AGI - Il dramma che ha colpito la Turchia dopo il terremoto dello scorso 6 febbraio ha fatto il giro del mondo attraverso le immagini di 10 grandi città, alcune delle quali rase al suolo dal sisma. Un disastro che però, oltre ai grandi centri, non ha risparmiato i tantissimi piccoli villaggi che punteggiano la mappa della vastissima area dove il sisma ha seminato morte e distruzione.
Villaggi spesso lontani tra loro, collegati da strade sterrate o di montagna, dove la notte la temperatura scende abbondantemente sotto lo zero. È la storia di Zey, un insediamento di circa 200 persone a pochi chilometri da Adiyaman, dove il sisma ha colpito senza pietà e fatto almeno 4 mila vittime facendo finire in secondo piano il dramma dei piccoli insediamenti. Zey è un villaggio che sopravvive con la coltivazione di tabacco e con la pastorizia. Grossi cani da pastore ‘scortano’ la macchina, mentre stalattiti di ghiaccio pendono dalle rocce a bordo strada. Siamo a quasi mille metri di altezza.
Qui i soccorsi non sono mai arrivati, qui incontriamo Ayse, di 70 anni, che ha perso il marito durante il sisma. “Dormivamo e a un certo punto ha iniziato a tremare tutto, mentre cercavamo di raggiungere la porta il muro è crollato. Mio marito Mehmet è morto, io sono rimasta per terra e ho chiesto ad Allah misericordia”, racconta la donna, originaria di Gaziantep, altra provincia colpita. “Non ho sentito i parenti, non so come stiano anche perché il cellulare è rimasto sotto le macerie. Tutto è rimasto sotto le macerie. Mi hanno tirato fuori 30 ragazzi del villaggio. Non ho più niente, ma andrò avanti. Ho la piccola pensione di mio marito, vivrò con quella. Sono qui da 38 anni e non me ne vado”.
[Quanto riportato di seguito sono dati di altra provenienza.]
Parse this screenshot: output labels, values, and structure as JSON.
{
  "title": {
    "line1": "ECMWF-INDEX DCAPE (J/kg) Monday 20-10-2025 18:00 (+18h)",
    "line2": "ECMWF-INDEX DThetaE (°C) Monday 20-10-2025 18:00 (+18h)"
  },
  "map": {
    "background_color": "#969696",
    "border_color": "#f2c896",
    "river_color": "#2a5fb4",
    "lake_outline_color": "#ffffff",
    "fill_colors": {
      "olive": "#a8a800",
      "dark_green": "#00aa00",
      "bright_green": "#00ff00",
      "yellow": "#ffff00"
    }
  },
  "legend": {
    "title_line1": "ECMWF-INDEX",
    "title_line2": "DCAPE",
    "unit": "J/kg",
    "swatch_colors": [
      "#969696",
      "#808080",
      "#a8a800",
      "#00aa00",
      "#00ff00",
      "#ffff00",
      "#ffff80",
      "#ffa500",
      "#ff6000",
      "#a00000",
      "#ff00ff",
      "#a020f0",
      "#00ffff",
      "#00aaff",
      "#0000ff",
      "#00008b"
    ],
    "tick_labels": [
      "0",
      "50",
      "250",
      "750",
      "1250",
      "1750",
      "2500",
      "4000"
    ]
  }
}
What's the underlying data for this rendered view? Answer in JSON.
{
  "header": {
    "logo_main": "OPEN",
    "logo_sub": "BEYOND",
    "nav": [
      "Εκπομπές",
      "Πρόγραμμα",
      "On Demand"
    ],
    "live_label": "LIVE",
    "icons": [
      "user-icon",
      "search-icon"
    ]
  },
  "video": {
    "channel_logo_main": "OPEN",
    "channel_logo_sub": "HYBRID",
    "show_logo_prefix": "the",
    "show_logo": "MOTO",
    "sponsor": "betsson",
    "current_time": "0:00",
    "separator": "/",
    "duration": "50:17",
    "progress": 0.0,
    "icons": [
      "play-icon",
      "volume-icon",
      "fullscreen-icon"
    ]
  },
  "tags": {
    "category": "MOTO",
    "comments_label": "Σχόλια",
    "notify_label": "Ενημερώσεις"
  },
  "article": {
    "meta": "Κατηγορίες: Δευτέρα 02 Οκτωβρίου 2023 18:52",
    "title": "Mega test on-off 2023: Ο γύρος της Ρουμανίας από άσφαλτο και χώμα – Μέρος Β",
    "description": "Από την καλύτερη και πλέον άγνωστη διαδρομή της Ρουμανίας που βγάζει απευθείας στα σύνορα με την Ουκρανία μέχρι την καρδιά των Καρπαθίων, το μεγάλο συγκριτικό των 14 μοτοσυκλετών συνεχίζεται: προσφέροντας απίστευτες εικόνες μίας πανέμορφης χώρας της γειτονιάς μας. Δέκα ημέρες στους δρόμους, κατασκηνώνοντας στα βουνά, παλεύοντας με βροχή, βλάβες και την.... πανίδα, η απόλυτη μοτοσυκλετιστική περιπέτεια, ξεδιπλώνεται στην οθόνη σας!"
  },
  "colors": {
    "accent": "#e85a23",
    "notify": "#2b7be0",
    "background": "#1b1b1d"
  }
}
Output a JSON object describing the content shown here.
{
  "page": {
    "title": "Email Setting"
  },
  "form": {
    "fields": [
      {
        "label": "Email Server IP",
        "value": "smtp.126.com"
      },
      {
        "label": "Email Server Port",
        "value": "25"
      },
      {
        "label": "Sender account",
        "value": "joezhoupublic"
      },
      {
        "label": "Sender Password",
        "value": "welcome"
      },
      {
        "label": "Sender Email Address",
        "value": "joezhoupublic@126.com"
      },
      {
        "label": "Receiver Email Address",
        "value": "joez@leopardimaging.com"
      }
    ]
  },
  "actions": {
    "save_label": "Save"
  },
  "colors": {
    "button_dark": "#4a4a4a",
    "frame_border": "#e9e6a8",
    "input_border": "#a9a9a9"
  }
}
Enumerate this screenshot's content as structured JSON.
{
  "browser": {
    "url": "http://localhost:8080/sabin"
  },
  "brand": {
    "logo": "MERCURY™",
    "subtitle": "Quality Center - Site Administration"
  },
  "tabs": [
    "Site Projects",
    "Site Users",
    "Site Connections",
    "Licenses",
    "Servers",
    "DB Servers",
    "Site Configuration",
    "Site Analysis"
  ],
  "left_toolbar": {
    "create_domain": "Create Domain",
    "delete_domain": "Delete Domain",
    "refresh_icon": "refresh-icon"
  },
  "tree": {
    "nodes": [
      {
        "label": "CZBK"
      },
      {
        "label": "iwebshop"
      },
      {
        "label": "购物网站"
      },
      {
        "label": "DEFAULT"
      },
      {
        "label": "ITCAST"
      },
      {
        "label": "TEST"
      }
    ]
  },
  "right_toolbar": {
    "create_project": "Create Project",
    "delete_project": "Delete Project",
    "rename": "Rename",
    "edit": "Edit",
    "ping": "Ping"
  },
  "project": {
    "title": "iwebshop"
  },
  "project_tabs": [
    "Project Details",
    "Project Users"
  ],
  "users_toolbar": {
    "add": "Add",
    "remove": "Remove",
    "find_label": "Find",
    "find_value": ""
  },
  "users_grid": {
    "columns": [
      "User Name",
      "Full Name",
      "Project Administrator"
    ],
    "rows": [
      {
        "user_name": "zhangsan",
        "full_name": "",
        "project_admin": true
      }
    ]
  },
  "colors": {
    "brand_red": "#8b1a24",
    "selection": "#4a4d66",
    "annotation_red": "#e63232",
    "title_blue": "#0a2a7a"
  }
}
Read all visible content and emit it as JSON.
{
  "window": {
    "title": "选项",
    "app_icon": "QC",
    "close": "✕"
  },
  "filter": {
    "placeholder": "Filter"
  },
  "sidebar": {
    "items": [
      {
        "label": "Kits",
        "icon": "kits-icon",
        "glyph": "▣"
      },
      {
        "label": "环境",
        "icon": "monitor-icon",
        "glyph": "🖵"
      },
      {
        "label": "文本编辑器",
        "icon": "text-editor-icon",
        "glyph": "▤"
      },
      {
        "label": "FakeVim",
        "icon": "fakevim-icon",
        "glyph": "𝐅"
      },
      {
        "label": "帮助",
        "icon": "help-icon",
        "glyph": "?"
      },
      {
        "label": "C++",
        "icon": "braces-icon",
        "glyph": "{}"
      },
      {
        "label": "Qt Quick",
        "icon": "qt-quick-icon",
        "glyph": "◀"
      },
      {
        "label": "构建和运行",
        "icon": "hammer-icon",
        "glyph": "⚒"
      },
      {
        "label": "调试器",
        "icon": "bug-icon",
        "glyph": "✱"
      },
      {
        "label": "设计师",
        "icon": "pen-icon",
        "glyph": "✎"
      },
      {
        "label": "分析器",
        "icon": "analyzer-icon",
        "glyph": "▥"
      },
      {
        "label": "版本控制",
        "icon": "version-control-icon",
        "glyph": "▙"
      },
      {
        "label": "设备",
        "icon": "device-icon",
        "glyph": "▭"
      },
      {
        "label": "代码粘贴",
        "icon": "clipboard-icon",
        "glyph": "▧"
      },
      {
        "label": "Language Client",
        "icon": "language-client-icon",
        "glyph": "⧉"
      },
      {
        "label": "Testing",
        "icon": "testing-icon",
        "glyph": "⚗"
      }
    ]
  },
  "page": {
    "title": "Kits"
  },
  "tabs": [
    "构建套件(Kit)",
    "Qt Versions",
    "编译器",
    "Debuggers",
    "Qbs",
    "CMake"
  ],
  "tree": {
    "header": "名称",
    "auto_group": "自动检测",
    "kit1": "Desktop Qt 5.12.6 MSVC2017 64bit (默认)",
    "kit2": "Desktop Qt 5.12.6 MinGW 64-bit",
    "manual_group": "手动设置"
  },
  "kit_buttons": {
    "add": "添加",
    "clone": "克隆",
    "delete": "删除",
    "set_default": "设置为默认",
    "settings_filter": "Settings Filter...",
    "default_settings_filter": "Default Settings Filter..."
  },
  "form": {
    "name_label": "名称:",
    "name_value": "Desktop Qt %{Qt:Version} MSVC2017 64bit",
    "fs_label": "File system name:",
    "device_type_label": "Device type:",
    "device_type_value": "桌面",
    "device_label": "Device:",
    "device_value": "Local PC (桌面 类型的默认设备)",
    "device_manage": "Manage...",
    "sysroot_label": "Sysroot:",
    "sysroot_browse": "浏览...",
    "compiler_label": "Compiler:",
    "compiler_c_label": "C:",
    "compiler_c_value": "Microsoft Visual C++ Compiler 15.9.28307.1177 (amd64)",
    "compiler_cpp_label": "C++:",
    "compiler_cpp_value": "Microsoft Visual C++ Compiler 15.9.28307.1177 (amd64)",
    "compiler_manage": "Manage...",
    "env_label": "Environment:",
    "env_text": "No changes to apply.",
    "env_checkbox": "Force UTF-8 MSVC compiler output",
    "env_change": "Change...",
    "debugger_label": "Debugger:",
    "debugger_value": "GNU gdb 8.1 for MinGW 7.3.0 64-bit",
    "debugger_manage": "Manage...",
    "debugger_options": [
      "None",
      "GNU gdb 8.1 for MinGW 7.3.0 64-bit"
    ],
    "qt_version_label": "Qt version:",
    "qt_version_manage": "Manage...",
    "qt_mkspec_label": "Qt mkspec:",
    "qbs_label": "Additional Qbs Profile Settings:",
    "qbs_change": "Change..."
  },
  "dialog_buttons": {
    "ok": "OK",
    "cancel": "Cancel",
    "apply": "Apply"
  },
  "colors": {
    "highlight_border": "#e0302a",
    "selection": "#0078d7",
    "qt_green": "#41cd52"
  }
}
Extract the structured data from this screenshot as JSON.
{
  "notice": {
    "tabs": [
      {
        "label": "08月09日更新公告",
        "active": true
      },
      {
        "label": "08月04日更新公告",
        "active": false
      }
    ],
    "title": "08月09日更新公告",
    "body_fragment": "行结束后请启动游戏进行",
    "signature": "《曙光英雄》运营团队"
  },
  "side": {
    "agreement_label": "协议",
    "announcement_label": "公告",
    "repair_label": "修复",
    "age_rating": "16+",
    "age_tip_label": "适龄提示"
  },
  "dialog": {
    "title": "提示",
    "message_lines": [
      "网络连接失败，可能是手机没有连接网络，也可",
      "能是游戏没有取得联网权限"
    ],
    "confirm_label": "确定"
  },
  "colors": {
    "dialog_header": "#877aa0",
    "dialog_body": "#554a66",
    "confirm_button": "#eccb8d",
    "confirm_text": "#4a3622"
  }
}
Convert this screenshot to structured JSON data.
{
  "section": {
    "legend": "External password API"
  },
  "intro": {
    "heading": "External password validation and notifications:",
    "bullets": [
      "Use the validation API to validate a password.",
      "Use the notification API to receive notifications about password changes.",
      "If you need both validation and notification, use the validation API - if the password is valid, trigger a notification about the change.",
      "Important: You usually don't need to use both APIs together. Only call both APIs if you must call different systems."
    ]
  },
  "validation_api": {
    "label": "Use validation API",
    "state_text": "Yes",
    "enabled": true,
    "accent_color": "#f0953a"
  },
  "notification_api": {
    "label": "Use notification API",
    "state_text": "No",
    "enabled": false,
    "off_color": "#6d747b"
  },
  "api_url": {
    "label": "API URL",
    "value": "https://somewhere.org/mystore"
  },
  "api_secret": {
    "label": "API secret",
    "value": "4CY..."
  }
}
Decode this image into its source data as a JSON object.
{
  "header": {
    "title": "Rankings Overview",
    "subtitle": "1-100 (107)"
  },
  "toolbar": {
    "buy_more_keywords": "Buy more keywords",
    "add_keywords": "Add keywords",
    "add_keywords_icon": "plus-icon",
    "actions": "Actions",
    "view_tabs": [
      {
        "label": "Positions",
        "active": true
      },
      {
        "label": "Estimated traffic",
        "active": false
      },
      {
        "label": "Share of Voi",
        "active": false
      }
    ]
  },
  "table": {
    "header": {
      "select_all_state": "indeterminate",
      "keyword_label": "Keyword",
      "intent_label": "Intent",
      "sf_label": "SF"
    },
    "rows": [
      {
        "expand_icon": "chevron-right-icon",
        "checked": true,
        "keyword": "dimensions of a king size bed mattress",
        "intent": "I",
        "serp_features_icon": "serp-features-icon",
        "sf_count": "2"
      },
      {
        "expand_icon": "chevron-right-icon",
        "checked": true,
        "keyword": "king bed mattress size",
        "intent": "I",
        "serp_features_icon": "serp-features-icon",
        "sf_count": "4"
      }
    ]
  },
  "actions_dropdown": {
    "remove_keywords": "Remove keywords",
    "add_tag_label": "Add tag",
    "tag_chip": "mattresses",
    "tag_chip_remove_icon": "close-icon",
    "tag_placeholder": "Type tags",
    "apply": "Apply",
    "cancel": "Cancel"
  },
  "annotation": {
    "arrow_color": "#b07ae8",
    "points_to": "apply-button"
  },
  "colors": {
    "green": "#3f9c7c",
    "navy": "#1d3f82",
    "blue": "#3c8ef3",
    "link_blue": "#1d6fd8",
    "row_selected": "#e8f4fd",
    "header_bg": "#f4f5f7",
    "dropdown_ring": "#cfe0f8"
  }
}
Ayse ora vive in una tenda condivisa con altre persone che non hanno più casa o la troppa paura di tornare nelle proprie case. Qui la gente è abituata ad arrangiarsi e ha messo su una tenda per sopperire alla mancanza di aiuti, i ragazzi del villaggio hanno tirato fuori i feriti, molte case sono state distrutte. “Abbiamo chiamato la protezione civile, non è arrivato nessuno, ci hanno detto che l’emergenza principale è in città (ad Adiyaman ndr). Qui siamo abituati a fare da soli, nel villaggio ci conosciamo e ci diamo una mano tutti. Abbiano il cibo e abbiamo gli animali. Sappiamo che Adiyaman è distrutta e che tanta gente e’ morta, ma abbiamo bisogno di una tenda. Il nostro sindaco sta facendo di tutto perché qui la notte fa freddo. Crediamo nello stato, quando l’emergenza finirà ci aiuteranno altrimenti sarà davvero dura”, dice la donna mostrando la tenda.
Alcuni anziani dormono su materassi e tappeti, le donne non vogliono essere fotografate, pesanti coperte sono accatastate ordinatamente in attesa che l’ambiente si riempia nella notte. Tuttavia le lacrime tornano a scorrere quando indica il promontorio del piccolo cimitero dove il marito è stato sepolto. “Lui ha avuto un funerale degno, la mostra moschea è antica e il cimitero è proprio lì”. Appesantita inizia a camminare in una via stretta tra macerie e galline, reggendosi su un bastone fa strada verso il cimitero. Arriviamo alla tomba di Mehmet, la vista sulle montagne innevate è bellissima, il freddo è pungente e il cielo è terso. Ayse piange, prega e dice: “Guarda queste. Tutte tombe di morti per il terremoto, tutte!” Infocando le lapidi arrangiate attorno a quella del marito. Tornando passiamo davanti la casa distrutta.
“Se avessi un materasso dormirei ancora là. Se avessi le forze la ricostruirei da sola, taglierei le pietre ed ergerei i muri, ma non ce la faccio, ho bisogno di aiuto”, dice Ayse ricordando che il dramma di chi resta è enorme quanto il dramma di chi è stato portato via dal sisma.